In the last five years “there have been a lot of reforms in the tourism industry,” Larisa Arzumanova, a tour guide from Bukhara, told Eurasianet. “Before the lockdown we had very many tourists because [President Shavkat Mirziyoyev] abolished visas for the European Union, Singapore, Israel, and we led two tours a day.”
Uzbekistan saw a record number of foreign arrivals in 2019. But 2020 saw visitor numbers, and revenue, plummet as the country closed its borders while COVID-19 spread.
In 2021, there have been signs of tourists returning with the government predicting around 1.7 million visitors after reopening its doors in the spring. Numbers have gradually risen over the year.
Eurasianet met two visitors from Singapore who were taking advantage of the visa-free regime and the relative lack of tourists.

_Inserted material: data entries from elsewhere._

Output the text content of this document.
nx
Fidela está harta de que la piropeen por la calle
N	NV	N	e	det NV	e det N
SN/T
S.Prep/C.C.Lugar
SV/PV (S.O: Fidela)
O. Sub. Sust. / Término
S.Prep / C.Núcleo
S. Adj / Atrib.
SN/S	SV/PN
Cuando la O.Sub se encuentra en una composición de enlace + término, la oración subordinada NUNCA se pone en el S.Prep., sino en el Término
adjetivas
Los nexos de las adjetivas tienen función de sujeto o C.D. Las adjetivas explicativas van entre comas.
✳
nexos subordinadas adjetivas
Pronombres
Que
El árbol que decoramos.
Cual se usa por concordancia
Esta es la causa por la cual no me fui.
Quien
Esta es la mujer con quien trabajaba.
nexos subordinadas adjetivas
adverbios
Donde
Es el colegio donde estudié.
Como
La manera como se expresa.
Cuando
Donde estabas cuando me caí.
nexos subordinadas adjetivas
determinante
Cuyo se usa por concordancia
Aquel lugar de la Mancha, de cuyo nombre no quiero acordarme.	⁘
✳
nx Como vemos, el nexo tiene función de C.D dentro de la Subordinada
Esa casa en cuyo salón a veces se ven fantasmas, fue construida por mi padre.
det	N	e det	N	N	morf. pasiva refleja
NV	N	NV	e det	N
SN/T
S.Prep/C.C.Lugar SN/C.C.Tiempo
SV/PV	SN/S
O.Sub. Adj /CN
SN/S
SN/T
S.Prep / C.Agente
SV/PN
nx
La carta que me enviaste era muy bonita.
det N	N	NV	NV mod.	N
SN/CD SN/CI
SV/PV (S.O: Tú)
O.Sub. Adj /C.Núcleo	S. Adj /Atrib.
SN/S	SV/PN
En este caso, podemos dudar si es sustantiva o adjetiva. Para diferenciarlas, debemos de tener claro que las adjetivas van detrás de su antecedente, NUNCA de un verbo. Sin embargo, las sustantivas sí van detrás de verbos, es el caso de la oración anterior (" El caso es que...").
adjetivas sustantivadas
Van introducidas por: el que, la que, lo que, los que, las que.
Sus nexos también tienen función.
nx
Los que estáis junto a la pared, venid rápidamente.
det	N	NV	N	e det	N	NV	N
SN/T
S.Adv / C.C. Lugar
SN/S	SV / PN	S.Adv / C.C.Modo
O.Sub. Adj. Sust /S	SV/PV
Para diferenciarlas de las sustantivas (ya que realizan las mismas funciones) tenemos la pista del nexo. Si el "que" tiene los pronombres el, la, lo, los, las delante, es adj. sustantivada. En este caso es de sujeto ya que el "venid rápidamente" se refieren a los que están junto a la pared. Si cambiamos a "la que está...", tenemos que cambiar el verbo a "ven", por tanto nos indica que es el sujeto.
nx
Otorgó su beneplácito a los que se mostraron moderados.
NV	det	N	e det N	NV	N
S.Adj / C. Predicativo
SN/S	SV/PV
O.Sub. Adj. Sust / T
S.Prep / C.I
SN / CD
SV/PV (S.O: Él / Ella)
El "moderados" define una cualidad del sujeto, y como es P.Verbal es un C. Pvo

“This is probably the only time where you actually have a whole place to yourself,” Natalie Lim, who works in sales, told Eurasianet. “COVID is not going to decrease in the coming months, or anytime close, so I might as well travel now.”
Her fellow traveler, sales manager Monica Huang, told Eurasianet that Uzbekistan was not very well-known as a destination in Singapore.
“This is still to us a part of the Soviet bloc,” she said.
People regard Uzbekistan as a destination for more adventurous types, seeing it as “exotic with a tinge of danger,” Huang said.
While increasing the flow of tourists can be good for the economy on many levels, Hermans cautions that Uzbekistan needs to create a viable, sustainable future for the sector. This should consider the wishes of residents alongside the needs of visitors while being wary of the perils of ever-increasing numbers.
“Overtourism feels far away in these COVID times, but it can quickly return, and when locals feel their city no longer belongs to them, like for instance in Venice or Barcelona, that will create a backlash,” he warned. “Sustainable tourism should benefit both locals and tourists.”
Paul Bartlett is a journalist based in Almaty.